Mathematics as mathematizing

One of the basic concepts of RME is Freudenthal’s (1971) idea of mathematics as a human activity. As has been said before, for him mathematics was not the body of mathematical knowledge, but the activity of solving problems and looking for problems, and, more generally, the activity of organizing matter from reality or mathematical matter – which he called ‘mathematization’ (Freudenthal, 1968). In very clear terms he clarified what mathematics is about: “There is no mathematics without mathematizing” (Freudenthal, 1973, p. 134).

This activity-based interpretation of mathematics had also important consequences for how mathematics education was conceptualized. More precisely, it affected both the goals of mathematics education and the teaching methods. According to Freudenthal, mathematics can best be learned by doing (ibid., 1968, 1971, 1973) and mathematizing is the core goal of mathematics education:

What humans have to learn is not mathematics as a closed system, but rather as an activity, the process of mathematizing reality and if possible even that of mathematizing mathematics. (Freudenthal, 1968, p. 7)

Although Freudenthal in his early writings unmistakably referred to two kinds of mathematizing, and he made it clear that he did not want to limit mathematizing to an activity on the bottom level, where it is applied to organize unmathematical matter in a mathematical way, his primary focus was on mathematizing reality in the common sense meaning of the world out there.
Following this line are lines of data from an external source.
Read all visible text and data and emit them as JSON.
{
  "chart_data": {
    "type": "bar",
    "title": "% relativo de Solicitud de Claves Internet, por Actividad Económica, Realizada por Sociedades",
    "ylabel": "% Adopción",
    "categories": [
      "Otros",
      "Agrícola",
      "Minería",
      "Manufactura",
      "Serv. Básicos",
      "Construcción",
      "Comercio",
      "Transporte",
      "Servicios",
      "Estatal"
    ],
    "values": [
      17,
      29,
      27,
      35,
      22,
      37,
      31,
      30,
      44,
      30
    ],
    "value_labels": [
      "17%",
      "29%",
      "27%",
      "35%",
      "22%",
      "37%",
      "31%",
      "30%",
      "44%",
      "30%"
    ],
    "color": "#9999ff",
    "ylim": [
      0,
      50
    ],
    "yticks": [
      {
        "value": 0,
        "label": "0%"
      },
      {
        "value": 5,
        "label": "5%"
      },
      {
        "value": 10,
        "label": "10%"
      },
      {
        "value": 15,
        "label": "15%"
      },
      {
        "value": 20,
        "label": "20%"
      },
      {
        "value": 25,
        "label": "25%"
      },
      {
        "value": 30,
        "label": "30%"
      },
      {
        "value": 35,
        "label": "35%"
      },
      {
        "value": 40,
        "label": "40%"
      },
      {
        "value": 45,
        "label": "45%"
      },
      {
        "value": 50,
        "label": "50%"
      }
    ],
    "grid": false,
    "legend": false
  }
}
He was against cutting off mathematics from real-world situations and teaching ready-made axiomatics (Freudenthal, 1973).

It was Treffers (1978, 1987) who placed the two ways of mathematizing in a new perspective, which caused Freudenthal to change his mind as well. Treffers formulated the idea of two ways of mathematizing in an educational context. He distinguished ‘horizontal’ and ‘vertical’ mathematizing. Generally speaking the meaning of these two forms of mathematizing is the following. In the case of horizontal mathematizing, mathematical tools are brought forward and used to organize and solve a problem situated in daily life. Vertical mathematizing, on the contrary, stands for all kinds of re-organizations and operations done by the students within the mathematical system itself. In his last book Freudenthal (1991) adopted Treffers’ distinction of these two ways of mathematizing, and expressed their meanings as follows: to mathematize horizontally means to go from the world of life to the world of symbols; and to mathematize vertically means to move within the world of symbols. The latter implies, for instance, making shortcuts and discovering connections between concepts and strategies and making use of these findings. Freudenthal emphasized, however, that the differences between these two worlds are far from clear cut, and that, in his view, the worlds are not, in fact, separate. Moreover, he found the two forms of mathematizing to be of equal value, and stressed the fact that both activities could take place on all levels of mathematical activity. In other words, even on the level of counting activities, for example, both forms may occur.

Although Freudenthal introduced some important nuances in the formulation of the two ways of mathematizing, these do not affect the core of Treffer’s classification or its significance. Furthermore, it was Treffers’ merit that he made it clear that RME clearly differentiates itself, through this focus on two ways of mathematizing, from other (then prevailing) approaches to mathematics education. According to Treffers (1978, 1987, 1991) an empiricist approach only focuses on horizontal mathematizing, while a structuralist approach confines oneself to vertical mathematizing, and in a mechanistic approach both forms are missing. As Treffers and Goffree (1985) stressed, the kind of mathematizing on which one is focused in mathematics education has important consequences for the role of models in the different approaches to mathematics education, and also for the kind of models that are used.

Another characteristic of RME that is closely related to mathematizing is what could be called the ‘level principle’ of RME. Students pass through different levels of understanding on which mathematizing can take place: from devising informal context-connected solutions to reaching some level of schematization, and finally having insight into the general principles behind a problem and being able to see the overall picture. Essential for this level theory of learning – which Freudenthal derived from the observations and ideas of the Van Hieles (see, for instance, Freudenthal 1973, 1991) – is that the activity of mathematizing on a lower level can be the subject of inquiry on a higher level. This means that the organizing activities that have been carried out initially in an informal way, later, as a result of reflection, become more formal.

This level theory of learning is also reflected in ‘progressive mathematization’ that is considered as the most general characteristic of RME and where models – interpreted broadly – are seen as vehicles to elicit and support this progress (Treffers and Goffree, 1985; Treffers, 1987; Gravemeijer, 1994a; Van den Heuvel-Panhuizen, 1995, 2002). Models are attributed the role of bridging the gap between the informal understanding connected to  the ‘real’ and imagined reality on the one side, and the understanding of formal systems on the other.